David Sseppuuya

After Forbes’ Sudhir, now for poorest of Ugandans

In Summary

How do we ensure some real trickle-down in our economy? Shouldn’t the Sudhirs and Mulwanas give out a little more? Philanthropy, though a short-term solution, does help

Forbes, the American business news and financial information source, has named our very own Sudhir Ruparelia as the wealthiest Ugandan and East African, weighing in at a cool $900 million. Good for Mr. Ruparelia, seeing how he has built a diverse portfolio of interests, but more so for pulling himself up by the bootstraps, having been a victim of President Idi Amin’s lunatic scheme of redistributing wealth by grabbing it from Asians in 1972.

Ugandans shall celebrate Sudhir, given our natural tendency to lionise wealth (hence the common phrase ‘mugagga wange’, or my wealthy prince/benefactor) and to idolise success (we like to follow achievement, hence supporting FC Barcelona and not Buikwe FC, and rooting for Barack Obama but not Bazilio Okello).

We love champions.

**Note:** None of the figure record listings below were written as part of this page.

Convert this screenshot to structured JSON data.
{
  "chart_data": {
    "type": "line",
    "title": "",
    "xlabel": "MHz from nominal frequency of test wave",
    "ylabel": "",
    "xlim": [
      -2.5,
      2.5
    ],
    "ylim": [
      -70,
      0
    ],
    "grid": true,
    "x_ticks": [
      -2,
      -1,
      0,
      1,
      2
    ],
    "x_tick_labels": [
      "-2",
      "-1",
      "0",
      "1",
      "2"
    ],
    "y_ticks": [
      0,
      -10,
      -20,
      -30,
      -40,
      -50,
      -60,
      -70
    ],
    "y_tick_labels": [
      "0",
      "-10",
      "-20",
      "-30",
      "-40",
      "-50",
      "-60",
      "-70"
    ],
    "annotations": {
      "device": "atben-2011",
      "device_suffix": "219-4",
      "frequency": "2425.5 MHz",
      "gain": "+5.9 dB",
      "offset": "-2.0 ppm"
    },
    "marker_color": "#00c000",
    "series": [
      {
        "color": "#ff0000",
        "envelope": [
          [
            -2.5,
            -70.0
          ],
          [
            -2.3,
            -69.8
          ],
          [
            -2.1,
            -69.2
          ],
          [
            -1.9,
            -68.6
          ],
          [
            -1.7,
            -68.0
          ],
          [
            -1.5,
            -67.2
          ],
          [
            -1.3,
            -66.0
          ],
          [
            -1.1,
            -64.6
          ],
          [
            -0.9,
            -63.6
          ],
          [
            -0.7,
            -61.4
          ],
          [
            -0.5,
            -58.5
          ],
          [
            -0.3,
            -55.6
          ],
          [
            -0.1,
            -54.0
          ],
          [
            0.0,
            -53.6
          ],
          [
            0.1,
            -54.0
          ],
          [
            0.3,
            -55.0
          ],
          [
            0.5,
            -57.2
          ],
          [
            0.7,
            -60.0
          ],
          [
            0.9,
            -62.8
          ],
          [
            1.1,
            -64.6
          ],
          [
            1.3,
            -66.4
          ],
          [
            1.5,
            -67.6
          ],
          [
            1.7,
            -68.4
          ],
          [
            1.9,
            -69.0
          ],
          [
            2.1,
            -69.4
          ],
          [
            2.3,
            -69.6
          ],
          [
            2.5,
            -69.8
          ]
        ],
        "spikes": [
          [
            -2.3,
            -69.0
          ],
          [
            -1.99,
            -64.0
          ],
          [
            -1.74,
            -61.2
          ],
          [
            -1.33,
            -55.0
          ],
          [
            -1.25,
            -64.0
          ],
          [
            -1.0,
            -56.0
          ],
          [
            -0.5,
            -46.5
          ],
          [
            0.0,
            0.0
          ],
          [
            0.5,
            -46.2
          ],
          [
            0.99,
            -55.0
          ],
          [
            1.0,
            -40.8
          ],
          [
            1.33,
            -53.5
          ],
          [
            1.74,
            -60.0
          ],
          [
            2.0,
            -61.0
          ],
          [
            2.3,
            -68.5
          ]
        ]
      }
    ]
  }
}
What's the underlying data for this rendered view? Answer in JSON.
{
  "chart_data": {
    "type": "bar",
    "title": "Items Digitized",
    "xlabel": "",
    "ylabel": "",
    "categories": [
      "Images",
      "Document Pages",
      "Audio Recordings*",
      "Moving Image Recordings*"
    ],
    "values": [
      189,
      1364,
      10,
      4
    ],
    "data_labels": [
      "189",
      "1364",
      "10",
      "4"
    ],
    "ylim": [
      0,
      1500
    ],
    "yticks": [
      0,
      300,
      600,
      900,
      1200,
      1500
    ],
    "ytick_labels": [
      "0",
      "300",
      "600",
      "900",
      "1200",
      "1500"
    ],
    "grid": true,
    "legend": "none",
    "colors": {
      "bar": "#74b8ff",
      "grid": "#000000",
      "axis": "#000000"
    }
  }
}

But amid all the back-slapping that Sudhir may or may not notice, let us spare a thought for those on the other end of the financial/material spectrum. There is a need to stand up for the Buikwes, Bazilios and the poor of society, if only because their circumstances are not necessarily self-made, they are victims of situations beyond their control.

It has been repeated, many times, about how Uganda has lifted considerable proportions of its people out of poverty. It is a fact, stated well by the finance ministry’s Economic Development Policy and Research Department, that “the share of Ugandans living in poverty has reduced from 54.4 to 24.5 per cent (of the national population) between 1992/3 and 2009/10”. Or is it a fact?

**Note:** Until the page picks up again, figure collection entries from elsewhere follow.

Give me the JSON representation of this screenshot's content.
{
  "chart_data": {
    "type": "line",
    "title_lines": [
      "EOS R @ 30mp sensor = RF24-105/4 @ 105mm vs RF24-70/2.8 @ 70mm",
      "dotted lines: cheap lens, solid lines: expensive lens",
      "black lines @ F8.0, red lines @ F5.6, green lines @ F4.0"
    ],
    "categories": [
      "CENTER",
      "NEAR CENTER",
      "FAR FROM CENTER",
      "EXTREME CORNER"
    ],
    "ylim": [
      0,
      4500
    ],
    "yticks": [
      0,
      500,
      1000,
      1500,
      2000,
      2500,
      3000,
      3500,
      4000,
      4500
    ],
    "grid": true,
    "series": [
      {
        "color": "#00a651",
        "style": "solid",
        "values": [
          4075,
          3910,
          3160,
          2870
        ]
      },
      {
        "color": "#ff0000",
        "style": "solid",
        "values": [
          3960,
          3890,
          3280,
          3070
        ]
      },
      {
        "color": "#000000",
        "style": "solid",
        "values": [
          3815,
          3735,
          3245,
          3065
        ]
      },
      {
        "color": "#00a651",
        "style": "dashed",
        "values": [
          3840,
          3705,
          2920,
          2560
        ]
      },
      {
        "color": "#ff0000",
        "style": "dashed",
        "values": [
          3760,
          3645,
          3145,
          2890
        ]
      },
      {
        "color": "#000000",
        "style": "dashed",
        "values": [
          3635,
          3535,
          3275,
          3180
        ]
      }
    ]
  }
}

The trouble with statistics is that they can be interpreted variously; the trouble with surveys like poverty reduction is that, spread over a long time, like this one over 20 years, the variables can be too many for one to draw definitive conclusions. Also different people – sociologists, political scientists, economists, politicians, and even we common folk – have different definitions for poverty and the attendant upward mobility to (lower) middle income status.

The variables include how to determine poverty - at one point in rural Uganda, the lack of a hand hoe indicated that you were poor. Today, it can be the absence of an ox plough that determines your poverty. But there are certain key indicators, like food as a share of total expenditure (the higher the proportion that a household spends on food, the poorer it is); literacy; electricity (less than 20 per cent use national grid electricity); piped water; percentage of people in rural areas (only about 20 per cent of Ugandans are town dwellers); and GDP per capita (Uganda’s is about $510, placing it among the world’s poorest) that are easy to compute. Then there are the common sense ones like the possession/wearing of shoes, use of a blanket, number of meals a day.
The verdicts of both the common sense and the key indicators are that we are still quite poor – you just need to travel a short distance out of any town to behold poverty in its inglorious fullness.

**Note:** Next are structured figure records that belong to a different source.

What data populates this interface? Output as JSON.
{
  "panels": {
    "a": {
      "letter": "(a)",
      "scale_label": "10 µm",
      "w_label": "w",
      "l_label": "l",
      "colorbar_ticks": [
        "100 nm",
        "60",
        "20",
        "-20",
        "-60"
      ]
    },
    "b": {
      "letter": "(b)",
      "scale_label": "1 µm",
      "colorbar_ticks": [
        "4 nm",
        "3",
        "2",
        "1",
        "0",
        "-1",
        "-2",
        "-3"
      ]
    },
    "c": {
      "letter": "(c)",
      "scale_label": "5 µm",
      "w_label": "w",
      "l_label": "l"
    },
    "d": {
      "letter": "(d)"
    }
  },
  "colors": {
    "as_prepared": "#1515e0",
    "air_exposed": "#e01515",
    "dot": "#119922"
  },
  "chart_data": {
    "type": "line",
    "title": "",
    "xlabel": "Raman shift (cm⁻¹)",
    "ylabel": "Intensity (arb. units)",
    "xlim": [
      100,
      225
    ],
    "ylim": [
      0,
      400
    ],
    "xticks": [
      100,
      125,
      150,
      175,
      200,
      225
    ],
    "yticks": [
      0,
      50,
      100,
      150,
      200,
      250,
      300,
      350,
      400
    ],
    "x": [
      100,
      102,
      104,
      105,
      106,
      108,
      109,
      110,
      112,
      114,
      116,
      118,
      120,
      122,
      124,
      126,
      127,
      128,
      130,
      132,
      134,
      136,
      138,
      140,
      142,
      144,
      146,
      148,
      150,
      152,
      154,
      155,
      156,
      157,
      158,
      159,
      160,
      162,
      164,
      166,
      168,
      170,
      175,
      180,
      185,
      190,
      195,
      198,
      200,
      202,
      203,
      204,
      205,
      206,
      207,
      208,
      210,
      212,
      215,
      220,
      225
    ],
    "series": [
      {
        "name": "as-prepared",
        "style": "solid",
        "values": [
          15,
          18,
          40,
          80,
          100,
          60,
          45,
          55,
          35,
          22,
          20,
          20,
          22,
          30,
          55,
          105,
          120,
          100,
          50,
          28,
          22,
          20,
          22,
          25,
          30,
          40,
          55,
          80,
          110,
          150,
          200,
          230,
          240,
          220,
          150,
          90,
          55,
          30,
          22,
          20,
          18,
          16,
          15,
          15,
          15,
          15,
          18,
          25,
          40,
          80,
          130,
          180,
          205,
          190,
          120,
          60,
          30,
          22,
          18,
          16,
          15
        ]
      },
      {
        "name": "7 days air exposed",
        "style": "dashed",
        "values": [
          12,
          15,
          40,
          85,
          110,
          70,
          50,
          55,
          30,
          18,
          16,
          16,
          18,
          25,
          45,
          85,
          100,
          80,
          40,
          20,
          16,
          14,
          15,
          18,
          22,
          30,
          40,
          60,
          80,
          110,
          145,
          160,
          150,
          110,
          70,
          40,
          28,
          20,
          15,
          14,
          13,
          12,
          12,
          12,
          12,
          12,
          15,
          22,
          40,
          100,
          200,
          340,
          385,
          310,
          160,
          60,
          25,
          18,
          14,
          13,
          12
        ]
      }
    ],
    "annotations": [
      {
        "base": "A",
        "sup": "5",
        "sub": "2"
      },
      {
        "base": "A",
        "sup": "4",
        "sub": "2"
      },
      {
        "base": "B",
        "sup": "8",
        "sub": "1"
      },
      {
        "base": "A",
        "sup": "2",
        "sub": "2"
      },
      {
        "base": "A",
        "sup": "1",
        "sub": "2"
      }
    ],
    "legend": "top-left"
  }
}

Last Friday, I went to the gardens where I get fresh food fortnightly. The little kids who swarmed around me had flies and snort on their bloated, half-naked bodies, were bare-footed, and most had evidently not gone to school. The volunteer loader had a rib cage-rattling cough under his waragi-laced breath. These were the definitions of poverty – when the loader asked for some pay to buy another drink, I declined, but left shs3,000 (much more money than he had probably seen in weeks, and to be increased, if necessary) in the safe hands of those who could ensure that he gets some treatment.

A constant refrain in analysing Uganda’s economic record of mixed success is that the gap between rich and poor is ever growing. What can be done to redress this? How do we ensure some real trickle-down in our economy? Shouldn’t the Sudhirs and Mulwanas give out a little more? Philanthropy, though a short-term solution, does help (Bill Gates, the world’s richest man, is regularly and happily giving away his billions.

Not unlike another happy giver, the poor widow who is the world’s most celebrated donor – the Bible records Jesus in Luke 21: 1-4: “As he looked up, Jesus saw the rich putting their gifts into the temple treasury. He also saw a poor widow put in two very small copper coins. “I tell you the truth,” he said, “this poor widow has put in more than all the others. All these people gave their gifts out of their wealth; but she out of her poverty put in all she had to live on.”)

The long term fix is narrowing the rural: urban divide through urbanisation and industrialisation. That is what the history of development of nations says. That is how poverty is tackled.